As tens of millions of Americans await their turn for a shot, many are hungering for details about what to expect. Some who have been part of the biggest vaccination program in U.S. history spoke to The New York Times.
They recounted a wide spectrum of responses, from no reaction at all — “Can’t even tell I had the shot,” said a hospital worker in Iowa City — to symptoms like uncontrolled shivering and “brain fog.” A nurse assistant in Glendora, Calif., wondered whether the fever he ran was a side effect of the vaccine or a sign that he had been infected by one of his patients.
And there was a dizzying variety of sore arms. Some likened the pain to that from a flu shot; for others, it was considerably worse.
Dr.
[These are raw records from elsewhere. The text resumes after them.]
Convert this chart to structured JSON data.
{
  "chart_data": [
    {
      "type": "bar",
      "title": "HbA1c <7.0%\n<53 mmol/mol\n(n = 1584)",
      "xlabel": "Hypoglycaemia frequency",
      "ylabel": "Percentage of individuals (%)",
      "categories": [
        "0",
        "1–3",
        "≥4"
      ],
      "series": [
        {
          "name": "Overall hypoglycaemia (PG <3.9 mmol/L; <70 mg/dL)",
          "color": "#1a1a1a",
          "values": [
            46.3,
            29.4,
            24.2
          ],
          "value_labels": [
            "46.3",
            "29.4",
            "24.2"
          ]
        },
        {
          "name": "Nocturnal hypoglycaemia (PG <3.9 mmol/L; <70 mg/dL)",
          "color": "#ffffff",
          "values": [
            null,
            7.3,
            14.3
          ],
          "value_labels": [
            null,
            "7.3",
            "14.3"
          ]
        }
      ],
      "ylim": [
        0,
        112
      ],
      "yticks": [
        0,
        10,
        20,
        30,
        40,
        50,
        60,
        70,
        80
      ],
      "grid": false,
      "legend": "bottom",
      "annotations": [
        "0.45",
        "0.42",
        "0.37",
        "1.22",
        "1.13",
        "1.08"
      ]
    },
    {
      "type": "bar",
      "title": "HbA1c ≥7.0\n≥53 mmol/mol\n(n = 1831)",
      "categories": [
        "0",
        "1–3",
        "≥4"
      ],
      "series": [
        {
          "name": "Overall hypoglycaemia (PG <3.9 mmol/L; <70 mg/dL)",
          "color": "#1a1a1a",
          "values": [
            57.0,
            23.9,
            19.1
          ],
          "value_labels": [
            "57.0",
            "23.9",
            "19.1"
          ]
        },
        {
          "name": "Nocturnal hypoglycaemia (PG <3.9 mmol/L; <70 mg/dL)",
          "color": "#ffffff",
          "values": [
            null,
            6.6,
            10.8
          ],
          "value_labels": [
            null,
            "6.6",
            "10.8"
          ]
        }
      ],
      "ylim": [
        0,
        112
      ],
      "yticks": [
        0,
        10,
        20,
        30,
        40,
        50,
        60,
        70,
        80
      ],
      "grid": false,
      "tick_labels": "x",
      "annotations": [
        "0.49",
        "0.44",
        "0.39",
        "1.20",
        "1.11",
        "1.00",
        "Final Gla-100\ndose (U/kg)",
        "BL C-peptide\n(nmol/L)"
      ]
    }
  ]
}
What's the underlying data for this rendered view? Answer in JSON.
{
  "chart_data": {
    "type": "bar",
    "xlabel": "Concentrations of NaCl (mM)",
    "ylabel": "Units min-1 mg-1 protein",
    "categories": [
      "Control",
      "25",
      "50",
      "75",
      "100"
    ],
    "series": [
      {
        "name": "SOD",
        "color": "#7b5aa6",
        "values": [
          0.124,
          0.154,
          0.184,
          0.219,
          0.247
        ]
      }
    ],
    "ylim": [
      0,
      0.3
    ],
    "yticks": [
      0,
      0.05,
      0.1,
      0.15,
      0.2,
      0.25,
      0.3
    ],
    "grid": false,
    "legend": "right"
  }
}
Matthew Harris, 38, an emergency medicine doctor in Great Neck, N.Y., was up all night with a fever, shivering underneath a blanket, after receiving the first shot. He had joint pain in his wrists and shoulders that lasted into the next day.
The next day, he posted about his reaction, with the hashtag #stillworthit. “Everyone has read, ‘This is the light at the end of the tunnel,’” Dr. Harris said in an interview. “But are people going to feel great 100 percent of the time after this vaccine? No. And if we’re not honest with them, how can we expect them to trust us?”
Most vaccine recipients who spoke to The Times for this article stressed that they had no regrets about getting the shot. The Food and Drug Administration has found the vaccines to be safe and remarkably effective. And public health leaders say mass vaccination is the only hope for controlling the virus that is now claiming the lives of close to 3,000 Americans a day.
But in these first weeks of vaccination, there is an inescapable element of suspense.
For infectious disease experts, a nation down for the count with post-vaccine malaise would be the best news in a long time. The side effects dissipate within a few days, and they are a signal, the experts say, that the vaccine is working.